Kosh is a powerful database tool that can be used to store, load, and modify different types of data such as scalar/string data, timeseries data, metadata, and different filetypes. We will use Kosh to store Optical Recognition of Handwritten Digits and add metadata to it. We will then load the images through Kosh and prepare them for classification machine learning model. We will use SciKit Learn's machine learning algorithms for this tutorial.

Visualization Digit Classification Kosh Notebook

This notebook allows the user to train a machine learning model and visualize its predictions. The notebook can be updated as needed to modify the machine learning model and post-process the prediction results. The notebook has more details on what training a machine learning model entails.
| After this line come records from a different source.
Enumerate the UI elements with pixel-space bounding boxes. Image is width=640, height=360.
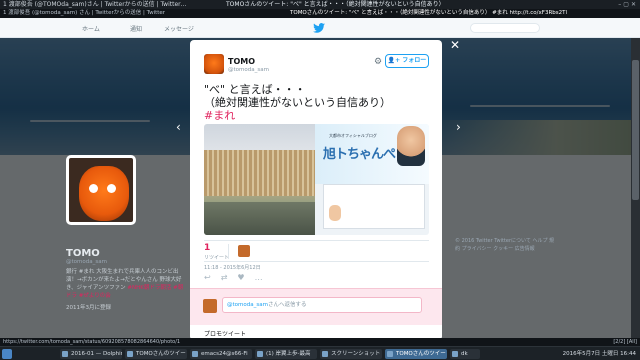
- nav-home[interactable]: ホーム: [82, 24, 100, 33]
- fox-mascot-image: [79, 166, 129, 221]
- photo-blog-screenshot: 大都市オフィシャルブログ 旭トちゃんぺ: [315, 124, 429, 235]
- blog-subtitle: 大都市オフィシャルブログ: [329, 133, 377, 138]
- close-icon[interactable]: ✕: [450, 39, 460, 51]
- tweet-hashtag[interactable]: #まれ: [204, 109, 429, 122]
- tweet-author-name[interactable]: TOMO: [228, 57, 255, 66]
- taskbar-item[interactable]: dk: [450, 349, 480, 359]
- window-title-left: 1 渡部俊吾 (@TOMOda_sam)さん | Twitterからの送信 | …: [3, 1, 187, 8]
- window-titlebar: 1 渡部俊吾 (@TOMOda_sam)さん | Twitterからの送信 | …: [0, 0, 640, 9]
- status-position: [2/2] [All]: [613, 339, 637, 345]
- mascot-eye: [89, 184, 98, 193]
- promoted-label: プロモツイート: [204, 331, 247, 338]
- tab-active[interactable]: TOMOさんのツイート: "べ" と言えば・・・（絶対関連性がないという自信あり…: [290, 9, 567, 18]
- nav-notifications[interactable]: 通知: [130, 24, 142, 33]
- retweet-label: リツイート: [204, 255, 230, 261]
- taskbar-item[interactable]: emacs24@s66-Fi: [190, 349, 252, 359]
- blog-body: [323, 184, 425, 229]
- more-icon[interactable]: …: [255, 273, 273, 282]
- blog-portrait: [397, 126, 425, 166]
- system-clock[interactable]: 2016年5月7日 土曜日 16:44: [563, 349, 636, 359]
- twitter-bird-icon[interactable]: [313, 23, 325, 33]
- reply-composer: @tomoda_samさんへ返信する: [190, 288, 442, 325]
- profile-avatar[interactable]: [66, 155, 136, 225]
- retweet-count[interactable]: 1: [204, 243, 210, 253]
- photo-fence: [204, 150, 315, 196]
- footer-links[interactable]: © 2016 Twitter Twitterについて ヘルプ 規約 プライバシー…: [455, 237, 555, 253]
- blog-title: 旭トちゃんぺ: [323, 147, 396, 162]
- tweet-line-1: "べ" と言えば・・・: [204, 83, 306, 96]
- taskbar-item[interactable]: TOMOさんのツイート: [125, 349, 187, 359]
- tab-strip: 1 渡部俊吾 (@tomoda_sam) さん | Twitterからの送信 |…: [0, 9, 640, 18]
- window-controls[interactable]: –▢✕: [618, 0, 638, 9]
- follow-label: フォロー: [402, 57, 427, 64]
- search-input[interactable]: [470, 23, 540, 33]
- follow-icon: 👤+: [387, 57, 401, 64]
- stats-divider: [228, 244, 229, 259]
- like-icon[interactable]: ♥: [237, 273, 254, 282]
- profile-name: TOMO: [66, 248, 100, 259]
- window-title: TOMOさんのツイート: "べ" と言えば・・・（絶対関連性がないという自信あり…: [226, 1, 445, 8]
- taskbar: 2016-01 — Dolphin TOMOさんのツイート emacs24@s6…: [0, 346, 640, 360]
- tweet-text: "べ" と言えば・・・ （絶対関連性がないという自信あり） #まれ: [204, 83, 429, 122]
- reply-avatar: [203, 299, 217, 313]
- retweeter-avatar[interactable]: [238, 245, 250, 257]
- profile-bio: 銀行 #まれ 大阪生まれで兵庫人人のコンビ出演！→ボカンが来たよ→だとやんさん …: [66, 268, 186, 300]
- tab-left[interactable]: 1 渡部俊吾 (@tomoda_sam) さん | Twitterからの送信 |…: [3, 9, 165, 18]
- photo-fence-road: [204, 124, 315, 235]
- profile-joined-date: 2011年3月に登録: [66, 305, 111, 311]
- photo-road: [204, 202, 315, 235]
- next-photo-arrow-icon[interactable]: ›: [456, 120, 461, 134]
- status-url: https://twitter.com/tomoda_sam/status/60…: [3, 339, 181, 345]
- nav-messages[interactable]: メッセージ: [164, 24, 194, 33]
- reply-icon[interactable]: ↩: [204, 273, 221, 282]
- reply-input[interactable]: @tomoda_samさんへ返信する: [222, 297, 422, 313]
- tweet-modal: TOMO @tomoda_sam ⚙ 👤+ フォロー "べ" と言えば・・・ （…: [190, 40, 442, 340]
- taskbar-item-active[interactable]: TOMOさんのツイート: [385, 349, 447, 359]
- tweet-stats: 1 リツイート: [204, 240, 429, 262]
- start-menu-icon[interactable]: [2, 349, 12, 359]
- tweet-author-avatar[interactable]: [204, 54, 224, 74]
- taskbar-item[interactable]: スクリーンショット: [320, 349, 382, 359]
- tweet-actions: ↩⇄♥…: [204, 273, 273, 282]
- tweet-photo[interactable]: 大都市オフィシャルブログ 旭トちゃんぺ: [204, 124, 429, 235]
- reply-placeholder: さんへ返信する: [267, 302, 307, 308]
- profile-handle[interactable]: @tomoda_sam: [66, 259, 107, 265]
- tweet-line-2: （絶対関連性がないという自信あり）: [204, 96, 391, 109]
- tweet-author-handle[interactable]: @tomoda_sam: [228, 67, 269, 73]
- taskbar-item[interactable]: (1) 岸翼上歩-最高: [255, 349, 317, 359]
- blog-small-portrait: [329, 205, 341, 221]
- browser-status-bar: https://twitter.com/tomoda_sam/status/60…: [0, 338, 640, 346]
- taskbar-item[interactable]: 2016-01 — Dolphin: [60, 349, 122, 359]
- retweet-icon[interactable]: ⇄: [221, 273, 238, 282]
- scrollbar-thumb[interactable]: [632, 60, 639, 200]
- follow-button[interactable]: 👤+ フォロー: [385, 54, 429, 68]
- gear-icon[interactable]: ⚙: [374, 57, 382, 67]
- reply-mention: @tomoda_sam: [227, 302, 268, 308]
- tweet-timestamp[interactable]: 11:18 - 2015年6月12日: [204, 264, 261, 271]
- twitter-navbar: ホーム 通知 メッセージ: [0, 18, 640, 38]
- previous-photo-arrow-icon[interactable]: ‹: [176, 120, 181, 134]
- mascot-eye: [107, 184, 116, 193]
Below is the confusion matrix of the machine learning model prediction and its true value for comparison. This is where fine tuning the model becomes an "art" since adjusting these values could give a completely different prediction. What works for this set of data might not work for another. Note that due to the randomness of the data split, the predictions below will not be the same each time.

from sklearn.linear_model import LogisticRegression

LogReg = LogisticRegression()

Machine Learning Model Prediction

How to run

  1. Run setup.sh in the top directory to create a virtual environment with all necessary dependencies and install the jupyter kernel.

  2. Run source weave_demos_venv/bin/activate to enter the virtual environment (you can deactivate when you've finished the demo to exit it) and cd back into this directory.

  3. Run visualization_metadata_machine_learning_kosh.ipynb as it contains all the necessary information.

Content overview

Starting files:

  • visualization_metadata_machine_learning_kosh.ipynb: A Jupyter notebook to train the machine learning model.

Files created by the demo:

  • *confusion_matrix.png: Confusion matrices of the Train, Validation, and Test datasets for the machine learning model.
  • images/: The location of each datapoint saved image.